Saturday, June 07, 2008

Planet Telex

I

Today was a bad day. It began with all four of my bedposts simultaneously deciding to explode into pieces and drop me a distance that felt, in my rapidly-moving ascent from deep sleep to cardiac arrest, like fifty, maybe a hundred miles on to my bedroom floor. The impact of mattress with solid wood caused my body to softly bounce off my bed at an awkward angle, slowly twisting me in mid-air, so that I became fully conscious just as I realised I was heading face first into my bedroom floor.

The crack of my skull against hard wood panelling would probably have sent me straight back to sleep again had it not been for the fact that the blow was softened by 8cm of water that hadn’t been there before.

I was confused. I was wet. I was blind. I looked for my glasses and found them dead under me. The force of my impact had crushed everything right of the nosepiece. My brain found some hope to latch on to and reminded me that I’d always wanted a monocle, so I removed the left lens and squinted through it to get a one-eyed view of the room.

The entire expanse of my bedroom floor was covered by an 8cm deep sea, populated by drifting cigarette packets, island masses of stray clothes and a struggling mobile phone that screamed before finally dying with a sickening silence. The sea stretched on and out around the rest of the flat too, all the way back to its source; the washing machine. Water was spilling out of the drum and on to the floor in a trickling waterfall.

It was ka-fucked, that much was certain, but before I could think of calling a plumber I needed substance in the form of black coffee and bacon. Unfortunately my attempts to fill the kettle up from the tap ended when the tap spun off in my fingers and I got a face full of hot water. The area surrounding my right eye was scalded quite severely but my left eye was protected by the monocle goggle so I could still blearily make out what was going on.

A fluttering orange reflection in the far right of my perception reminded me of the frying pan and oil I’d left on the gas stove to gently warm. I whipped round to find the handle of the frying pan had broken and the pan was tipped on its side with the oil burning away.

If only I’d been awake enough. If only I’d been able to get my morning dose of caffeine. If only I wasn’t partially blinded, scalded and panicking. I would have recalled my mother’s tales of never pouring water on a cooking oil fire. Sadly there was water in abundance and the fire was utterly terrifying.

The resulting volcano took much of the surrounding cabinets and skin up with it in a ball of fire and as flames licked ceiling I decided that it was probably a good time to retire to the hallway and call for some emergency assistance into the matter.

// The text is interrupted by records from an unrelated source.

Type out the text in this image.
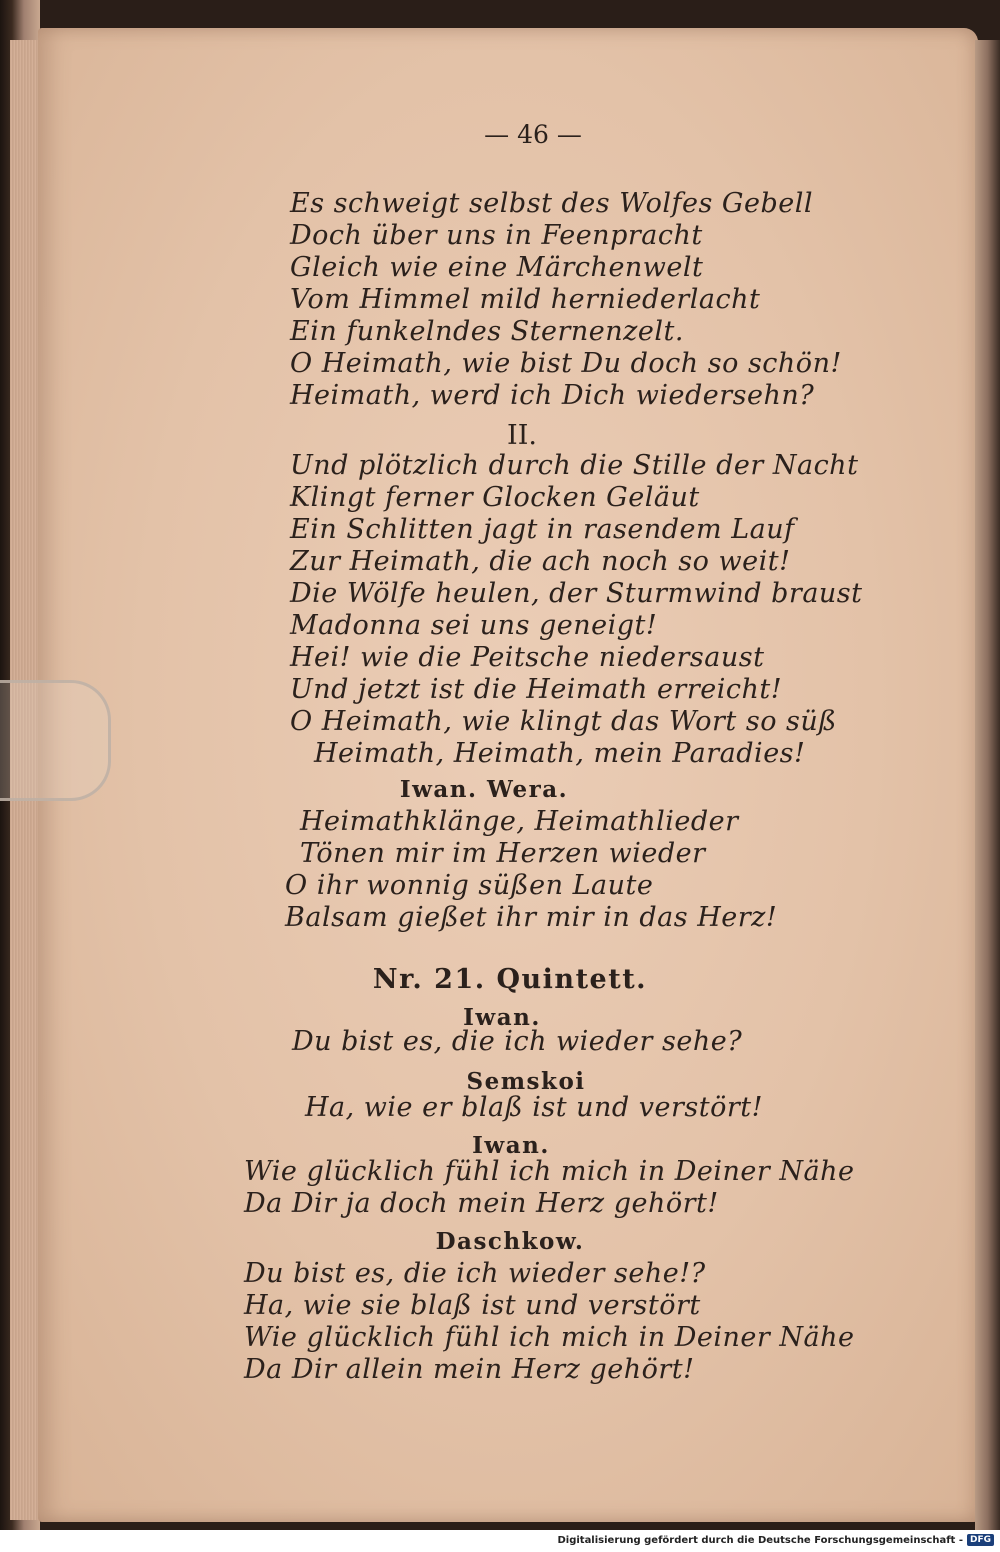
— 46 —
Es schweigt selbst des Wolfes Gebell
Doch über uns in Feenpracht
Gleich wie eine Märchenwelt
Vom Himmel mild herniederlacht
Ein funkelndes Sternenzelt.
O Heimath, wie bist Du doch so schön!
Heimath, werd ich Dich wiedersehn?
II.
Und plötzlich durch die Stille der Nacht
Klingt ferner Glocken Geläut
Ein Schlitten jagt in rasendem Lauf
Zur Heimath, die ach noch so weit!
Die Wölfe heulen, der Sturmwind braust
Madonna sei uns geneigt!
Hei! wie die Peitsche niedersaust
Und jetzt ist die Heimath erreicht!
O Heimath, wie klingt das Wort so süß
Heimath, Heimath, mein Paradies!
Iwan. Wera.
Heimathklänge, Heimathlieder
Tönen mir im Herzen wieder
O ihr wonnig süßen Laute
Balsam gießet ihr mir in das Herz!
Nr. 21. Quintett.
Iwan.
Du bist es, die ich wieder sehe?
Semskoi
Ha, wie er blaß ist und verstört!
Iwan.
Wie glücklich fühl ich mich in Deiner Nähe
Da Dir ja doch mein Herz gehört!
Daschkow.
Du bist es, die ich wieder sehe!?
Ha, wie sie blaß ist und verstört
Wie glücklich fühl ich mich in Deiner Nähe
Da Dir allein mein Herz gehört!
Digitalisierung gefördert durch die Deutsche Forschungsgemeinschaft - DFG
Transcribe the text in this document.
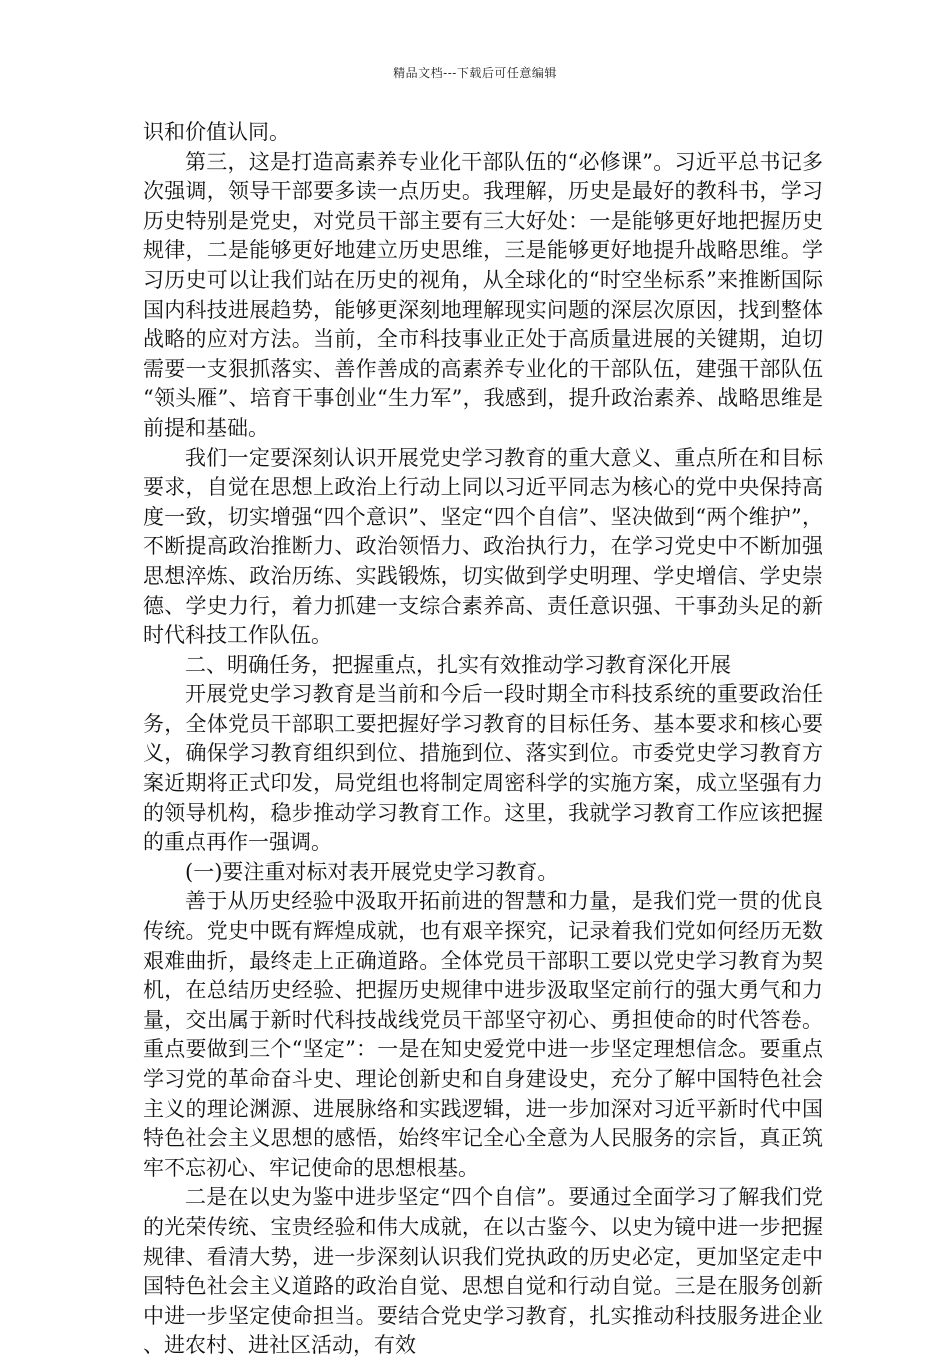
精品文档---下载后可任意编辑

识和价值认同。

第三，这是打造高素养专业化干部队伍的“必修课”。习近平总书记多次强调，领导干部要多读一点历史。我理解，历史是最好的教科书，学习历史特别是党史，对党员干部主要有三大好处：一是能够更好地把握历史规律，二是能够更好地建立历史思维，三是能够更好地提升战略思维。学习历史可以让我们站在历史的视角，从全球化的“时空坐标系”来推断国际国内科技进展趋势，能够更深刻地理解现实问题的深层次原因，找到整体战略的应对方法。当前，全市科技事业正处于高质量进展的关键期，迫切需要一支狠抓落实、善作善成的高素养专业化的干部队伍，建强干部队伍“领头雁”、培育干事创业“生力军”，我感到，提升政治素养、战略思维是前提和基础。

我们一定要深刻认识开展党史学习教育的重大意义、重点所在和目标要求，自觉在思想上政治上行动上同以习近平同志为核心的党中央保持高度一致，切实增强“四个意识”、坚定“四个自信”、坚决做到“两个维护”，不断提高政治推断力、政治领悟力、政治执行力，在学习党史中不断加强思想淬炼、政治历练、实践锻炼，切实做到学史明理、学史增信、学史崇德、学史力行，着力抓建一支综合素养高、责任意识强、干事劲头足的新时代科技工作队伍。

二、明确任务，把握重点，扎实有效推动学习教育深化开展

开展党史学习教育是当前和今后一段时期全市科技系统的重要政治任务，全体党员干部职工要把握好学习教育的目标任务、基本要求和核心要义，确保学习教育组织到位、措施到位、落实到位。市委党史学习教育方案近期将正式印发，局党组也将制定周密科学的实施方案，成立坚强有力的领导机构，稳步推动学习教育工作。这里，我就学习教育工作应该把握的重点再作一强调。

(一)要注重对标对表开展党史学习教育。

善于从历史经验中汲取开拓前进的智慧和力量，是我们党一贯的优良传统。党史中既有辉煌成就，也有艰辛探究，记录着我们党如何经历无数艰难曲折，最终走上正确道路。全体党员干部职工要以党史学习教育为契机，在总结历史经验、把握历史规律中进步汲取坚定前行的强大勇气和力量，交出属于新时代科技战线党员干部坚守初心、勇担使命的时代答卷。重点要做到三个“坚定”：一是在知史爱党中进一步坚定理想信念。要重点学习党的革命奋斗史、理论创新史和自身建设史，充分了解中国特色社会主义的理论渊源、进展脉络和实践逻辑，进一步加深对习近平新时代中国特色社会主义思想的感悟，始终牢记全心全意为人民服务的宗旨，真正筑牢不忘初心、牢记使命的思想根基。

二是在以史为鉴中进步坚定“四个自信”。要通过全面学习了解我们党的光荣传统、宝贵经验和伟大成就，在以古鉴今、以史为镜中进一步把握规律、看清大势，进一步深刻认识我们党执政的历史必定，更加坚定走中国特色社会主义道路的政治自觉、思想自觉和行动自觉。三是在服务创新中进一步坚定使命担当。要结合党史学习教育，扎实推动科技服务进企业、进农村、进社区活动，有效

Alas! to no avail. The phone emitted a brutal hissing noise into my ear that I hoped was Morse code for ‘Keep calm, help is on the way’ but nothing else.

And so I decided to abandon my rapidly sinking flat and seek help elsewhere.

II

Despite yanking, slamming and swearing my front door stood stone solid against every attempt to open it. I sloshed my way back to my bedroom, grabbed the front door keys and slammed them into the lock, twisting them every which way, frantically trying to make the lock click. The sharp sound of metal that for an instant was so elating was just the noise of the key snapping in the lock. I slammed my head against the door in exhausted desperation and the lock itself came sliding out. Then the hinges buckled and the whole door came crashing in on top of me followed by a thunderous noise of clashing stone and metal.

After I crawled out from under the door and the dust had settled I peered over the edge of what had been the stairwell landing. It was a broken a mess of rubble and stairs. Three-fifths of a bike lay smashed and twisted. In the middle of the detritus was a body. Its arms and legs were spread out like someone making a snow-angel and the whole body was rhythmically pulsing and twitching. The whole body lay down and danced in front of me apart from the head, which was a smothered mess of blood, mortar and clay.

I stumbled back into the flat, wondering if vomit was good for putting out a fire. I could feel and hear everything cracking and breaking around me. As I staggered into the front room and ran for the window out on to the street, I slipped in the water and my monocle came flying out. I heard it smash against something.

I got to the window and looked out. The long line of buildings opposite was riddled with cracks and was slowly sinking away. Cars were smashed or on fire. There were blurred images of people opposite and I touched the window with the tips of my fingers. The shapes opposite did the same and then every window on the street instantly shattered into a fine mist of glass that was caught and borne away by a stream of wind.

And above it all was the sound of everything breaking. Every device, invention, tool, mark of creation, had been built to break and was shutting down earlier than expected. The sky was intermittently lit with blinding flashes of light from thousands of miles away.

That’s when the floor split beneath me and I fell and as I fell the Earth fell with me. I flew into the centre of the Earth, through a ravine of solid rock that split in front of me like fog. I flew and flew downwards until finally my heart broke.

III

My body carried on falling, as did everything else. The planets, the stars, the galaxies, all at one moment blinked and collapsed in on itself. Something to do with the Universe believing in built-in-obsolescence and a word count.